Construction begins with proper selection of building materials. For a typical .40 size model, all the materials can be readily found off-the-shelf in local hardware and hobby stores. For example, the leaf springs can be made from a single tang of a leaf rake. This material is stiff enough to make a good spring yet soft enough to be drilled. The eyelets and washers can come from excess servo parts. The aluminum, brass, and wire may be purchased from a hobby or hardware store, but more often can be scavenged from materials left over from other building projects. The tiller springs can be made from old ball point pens. The descriptive illustration shown comes from Howard Sullivan and is briefly summarized in the following paragraph:
The tailwheel caster assembly is bent to shape based on the size of the tailweel being used. In this case, 3/32" (2.4 mm) music wire is used with a 1" (2.5 cm) tailwheel. The wire is bent to clear the tailwheel with a minimum of clearance. It is affixed to the leaf springs by eyelets and washers, the latter of which are soldered in place. The upper stem of the caster may be oversized initially and then cut off after final soldering.

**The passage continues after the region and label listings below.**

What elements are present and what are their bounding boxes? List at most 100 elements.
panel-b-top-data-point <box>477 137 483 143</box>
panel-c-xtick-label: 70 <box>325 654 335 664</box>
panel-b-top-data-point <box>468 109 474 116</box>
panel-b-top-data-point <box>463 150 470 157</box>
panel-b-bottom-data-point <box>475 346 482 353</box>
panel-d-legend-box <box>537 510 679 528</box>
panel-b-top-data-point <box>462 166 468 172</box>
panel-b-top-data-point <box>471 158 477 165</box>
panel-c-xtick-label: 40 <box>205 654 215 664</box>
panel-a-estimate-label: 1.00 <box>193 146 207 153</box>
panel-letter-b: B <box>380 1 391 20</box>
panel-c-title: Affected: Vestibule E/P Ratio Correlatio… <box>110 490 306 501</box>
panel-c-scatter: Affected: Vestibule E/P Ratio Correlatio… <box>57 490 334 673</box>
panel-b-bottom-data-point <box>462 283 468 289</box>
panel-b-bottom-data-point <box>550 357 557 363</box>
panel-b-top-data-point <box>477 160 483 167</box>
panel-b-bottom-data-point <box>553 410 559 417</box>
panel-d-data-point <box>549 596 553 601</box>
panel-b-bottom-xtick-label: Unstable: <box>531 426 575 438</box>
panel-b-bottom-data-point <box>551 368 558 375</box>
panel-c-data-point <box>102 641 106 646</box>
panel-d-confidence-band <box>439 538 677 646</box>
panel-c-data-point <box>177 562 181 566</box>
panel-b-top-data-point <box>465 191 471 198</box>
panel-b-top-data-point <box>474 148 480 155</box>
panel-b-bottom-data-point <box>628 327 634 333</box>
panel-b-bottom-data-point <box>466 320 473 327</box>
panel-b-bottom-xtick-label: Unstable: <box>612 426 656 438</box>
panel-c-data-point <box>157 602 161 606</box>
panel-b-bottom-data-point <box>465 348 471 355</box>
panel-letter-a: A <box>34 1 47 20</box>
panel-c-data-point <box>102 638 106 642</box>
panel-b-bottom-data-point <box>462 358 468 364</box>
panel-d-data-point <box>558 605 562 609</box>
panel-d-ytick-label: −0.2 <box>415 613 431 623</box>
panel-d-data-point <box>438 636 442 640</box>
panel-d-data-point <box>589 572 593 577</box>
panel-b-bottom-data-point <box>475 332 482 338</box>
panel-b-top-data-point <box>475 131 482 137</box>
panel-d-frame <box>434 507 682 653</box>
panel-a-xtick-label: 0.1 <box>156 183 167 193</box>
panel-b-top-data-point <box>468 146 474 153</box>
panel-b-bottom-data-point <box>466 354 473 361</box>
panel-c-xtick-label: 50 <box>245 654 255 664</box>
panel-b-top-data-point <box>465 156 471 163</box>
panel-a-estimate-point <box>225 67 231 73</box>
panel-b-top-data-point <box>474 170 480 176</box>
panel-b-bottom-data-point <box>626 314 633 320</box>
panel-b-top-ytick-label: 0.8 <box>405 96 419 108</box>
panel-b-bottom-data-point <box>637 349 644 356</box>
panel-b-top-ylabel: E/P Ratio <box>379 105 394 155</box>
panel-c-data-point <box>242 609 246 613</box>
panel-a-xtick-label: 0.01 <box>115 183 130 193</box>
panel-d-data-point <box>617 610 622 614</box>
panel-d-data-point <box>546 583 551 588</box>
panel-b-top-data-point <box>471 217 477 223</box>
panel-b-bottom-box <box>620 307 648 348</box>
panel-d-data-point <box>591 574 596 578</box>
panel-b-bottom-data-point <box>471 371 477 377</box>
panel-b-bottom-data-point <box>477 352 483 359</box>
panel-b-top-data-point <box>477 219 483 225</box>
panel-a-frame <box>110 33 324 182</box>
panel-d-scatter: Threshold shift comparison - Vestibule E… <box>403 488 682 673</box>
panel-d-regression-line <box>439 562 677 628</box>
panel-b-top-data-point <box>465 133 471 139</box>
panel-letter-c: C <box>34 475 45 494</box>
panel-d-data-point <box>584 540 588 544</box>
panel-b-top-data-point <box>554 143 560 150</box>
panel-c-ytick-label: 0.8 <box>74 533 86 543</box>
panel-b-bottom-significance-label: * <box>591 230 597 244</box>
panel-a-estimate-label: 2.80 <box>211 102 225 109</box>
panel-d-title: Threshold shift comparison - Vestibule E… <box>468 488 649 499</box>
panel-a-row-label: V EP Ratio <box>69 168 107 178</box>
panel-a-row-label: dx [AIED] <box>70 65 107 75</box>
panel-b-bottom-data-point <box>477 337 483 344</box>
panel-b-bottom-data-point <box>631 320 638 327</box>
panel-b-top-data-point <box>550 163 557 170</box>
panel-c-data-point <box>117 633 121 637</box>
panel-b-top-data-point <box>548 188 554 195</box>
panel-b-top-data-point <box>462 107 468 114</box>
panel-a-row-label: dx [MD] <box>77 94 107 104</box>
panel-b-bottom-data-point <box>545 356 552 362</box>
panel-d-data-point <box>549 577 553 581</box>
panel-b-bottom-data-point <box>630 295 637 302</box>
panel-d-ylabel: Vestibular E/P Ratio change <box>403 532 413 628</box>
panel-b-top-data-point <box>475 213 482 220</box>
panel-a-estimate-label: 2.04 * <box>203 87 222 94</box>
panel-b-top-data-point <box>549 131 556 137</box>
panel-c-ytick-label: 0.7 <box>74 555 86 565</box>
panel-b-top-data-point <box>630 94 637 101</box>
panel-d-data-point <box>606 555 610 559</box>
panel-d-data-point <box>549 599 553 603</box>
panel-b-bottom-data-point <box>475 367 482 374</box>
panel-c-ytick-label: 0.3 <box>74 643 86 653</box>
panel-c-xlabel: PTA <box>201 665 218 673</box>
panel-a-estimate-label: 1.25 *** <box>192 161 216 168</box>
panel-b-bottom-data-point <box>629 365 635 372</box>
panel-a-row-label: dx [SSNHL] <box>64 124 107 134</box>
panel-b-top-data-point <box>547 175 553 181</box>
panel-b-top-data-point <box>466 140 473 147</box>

The length of the main (longest) leaf spring must be determined first. A cardboard template can be cut 1/4'' x 6'' (6 mm x 15 cm) and held in place to determine the location of the tailwheel. The main spring is cut with about 1/2'' (13 mm) extra which will be removed after final adjustments are made. The curve can be bent into the main spring with the end bent so that it is approximately parallel with the ground when installed. The other springs are cut progressively shorter, and their lengths are not critical.
After all of the springs are bent to mating contours, they are clamped together and two (2) 1/16'' (1.5 mm) pilot holes are drilled for mounting holes. The springs can be separated and each hole drilled out with a 3/32'' (2.4 mm) drill. The holes should be slightly larger than the screws that are to be used for mounting. A 3/32'' hole (2.4 mm) hole is drilled in the main spring for the caster assembly.
The tailwheel should be assembled to the model and test fitted before the final assembly. The caster assembly is placed through the hole in the main spring. A washer is placed on the stem of the caster onto the top of the main spring, then an eyelet then the tiller. The caster can be turned upside down with the stem in a vise and the tiller on the top of the vise. Finally, the tiller, the eyelet, and the washer are soldered by allowing the solder to wick between the parts. When this is complete, the assembly may be painted to match the model.
The tiller springs can be stretched to achieve the right amount of tension. The tailwheel is installed on the caster and a pushnut is pressed on. The excess length of the axle and the stem can be trimmed off. The flat of the main spring should be bent so that it is parallel with the ground and the excess trimmed off.
This tailwheel assembly looks good and it is functional. The weight that is added by these modifications is surprisingly low. One can even save some weight by making one's own tailwheels, using liteply for the wheel center, and a thin layer of rubber scavenged from old RC wheels or even old bicycle tires. A 3/4'' tailwheel made in this fashion weighs only a few grams, or a fraction of an ounce. The assembly is functionally far superior to plastic tail wheel assemblies and will outlast almost anything that is commercially available. Try it!